Revenons plutôt à ma pièce. N'ayant donc point de réponses, point de nouvelles, ne voyant point d'ange conducteur, j'ai pensé que j'étois oublié, ou que l'on n'avoit point trouvé mon crime assez grand, que j'étois assez puni par la bourse. Chaque jour le Public me demandoit pourquoi je ne représentois plus cette pièce, et ne voulant pas lui en dire la raison, je lui donnai pour réponse, une indisposition d'Artistes. Ma défaite ne fut pas pour lui argent comptant; il vouloit me forcer de m'expliquer: pour ne point lui deplaire, je résolus de rejouer la pièce, et il en fut fort satisfait. Je n'ai point reçu de nouveaux ordres, et j'ai continué de la représenter. Je vous l'offre donc aujourd'hui ; ce n'est pas un chef-d'œuvre, c'est seulement une petite morale, entortillée d'une petite intrigue plaisante pour vous désennuyer, et vous faire voir l'utilité de la loi du divorce, que beaucoup de gens ont blâmée, faute d'avoir réfléchi au bien qu'elle pouvoit faire. Je conviens aussi qu'elle peut être nuisible, et qu'elle fait faire des mariages par la facilité de les briser ; mais il est certain que celui qui a mauvaise intention, trouve toujours les moyens de faire le mal. Cette loi ne le favorise donc en rien, et dégage de l'esclavage de malheureuses femmes qui ont eu la faiblesse de se laisser tromper, ou qui auroieut été forcées par leur parens, de former des nœuds contre leurs inclinations. Si, dans ma pièce, j'ai tâché de prouver l'utilité de cette loi, j'invite toujours ceux qui la liront, de profiter de la dernière phrase que la soubrette adresse au Public.

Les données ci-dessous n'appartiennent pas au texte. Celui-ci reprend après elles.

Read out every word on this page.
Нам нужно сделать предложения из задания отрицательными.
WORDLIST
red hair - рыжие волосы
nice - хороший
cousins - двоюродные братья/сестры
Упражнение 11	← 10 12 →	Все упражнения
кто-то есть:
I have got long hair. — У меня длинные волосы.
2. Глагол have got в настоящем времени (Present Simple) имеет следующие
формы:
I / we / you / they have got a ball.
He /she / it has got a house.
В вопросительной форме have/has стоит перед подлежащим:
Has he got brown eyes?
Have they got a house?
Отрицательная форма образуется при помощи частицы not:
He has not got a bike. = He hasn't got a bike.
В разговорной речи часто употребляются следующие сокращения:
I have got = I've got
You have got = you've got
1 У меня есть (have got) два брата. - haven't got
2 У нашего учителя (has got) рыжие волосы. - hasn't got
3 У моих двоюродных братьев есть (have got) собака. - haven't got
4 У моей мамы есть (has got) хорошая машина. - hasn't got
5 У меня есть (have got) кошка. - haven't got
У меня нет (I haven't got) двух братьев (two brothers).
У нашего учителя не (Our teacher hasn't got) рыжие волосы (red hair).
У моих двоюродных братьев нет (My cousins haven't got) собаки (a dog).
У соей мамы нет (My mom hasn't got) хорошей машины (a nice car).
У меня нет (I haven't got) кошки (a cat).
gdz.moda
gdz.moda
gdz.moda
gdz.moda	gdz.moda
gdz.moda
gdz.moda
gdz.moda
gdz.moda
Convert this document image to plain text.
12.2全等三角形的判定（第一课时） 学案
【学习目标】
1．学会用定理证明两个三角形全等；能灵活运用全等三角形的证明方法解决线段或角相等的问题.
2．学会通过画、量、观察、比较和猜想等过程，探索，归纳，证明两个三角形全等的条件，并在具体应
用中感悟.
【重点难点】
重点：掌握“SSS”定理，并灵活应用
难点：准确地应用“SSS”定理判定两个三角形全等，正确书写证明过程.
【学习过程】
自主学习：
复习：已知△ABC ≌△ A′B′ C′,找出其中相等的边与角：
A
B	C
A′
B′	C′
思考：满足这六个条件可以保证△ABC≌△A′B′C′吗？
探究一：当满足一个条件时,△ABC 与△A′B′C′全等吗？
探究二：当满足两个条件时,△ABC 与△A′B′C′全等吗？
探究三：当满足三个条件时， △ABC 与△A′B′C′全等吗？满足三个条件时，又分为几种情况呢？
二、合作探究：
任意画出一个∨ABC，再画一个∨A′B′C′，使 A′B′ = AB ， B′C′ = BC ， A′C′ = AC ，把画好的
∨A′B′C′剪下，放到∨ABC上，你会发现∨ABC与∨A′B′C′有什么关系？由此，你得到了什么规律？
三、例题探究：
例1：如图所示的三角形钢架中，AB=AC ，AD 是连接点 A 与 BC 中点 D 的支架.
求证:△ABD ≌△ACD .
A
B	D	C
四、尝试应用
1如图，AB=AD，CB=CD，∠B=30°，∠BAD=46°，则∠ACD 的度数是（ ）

Votre Concitoyen, PREVOST.          

Liste des personnages :

PERSONNAGES.

Acteurs.

ARISTE, jaloux.

Leroy.

CLARICE, sa femme.

Lacroix.

DORIMON, père de clarice.

Larue.

CLITANDRE, neveu de Dorimon, sous les habits et le nom de Lucinde.

Auguste.

LISETTE, suivante de Clarice.

F. Leautier.

PASQUIN, valet de Mde Araminte.

Boulanger.

ARAMINTE, amie de Clarice.

Emilie.

ISIDOR, mari d'Araminte.

Lepreux.

Un Maître à danser.

Lacroix.

CROCHET, serrurier

Prévost.

Aux actes 1 et 3, « le Théâtre représente l'appartement d'Ariste », tandis qu'à l'acte 3, « le Théâtre représente la place publique ».

C'est, à la fin de la pièce (acte 3, scène 4, p. 34 de la brochure), Lisette qui tire la leçon à retenir :

Cette loi doit répugner à tous les époux bien unis; mais ce qui nous prouve son utilité, c'est qu'elle fait rentrer dans le devoir ceux qui pourroient s'écarter des règles de la bienséance, et dégager des liens de l'esclavage ceux dont les caractères deviennent incompatibles. Mais, Citoyens, si vous voulez suivre mon avis, c'est de bien réfléchir avant que de former les nœuds du mariage, afin de ne pas avoir la peine de les briser après.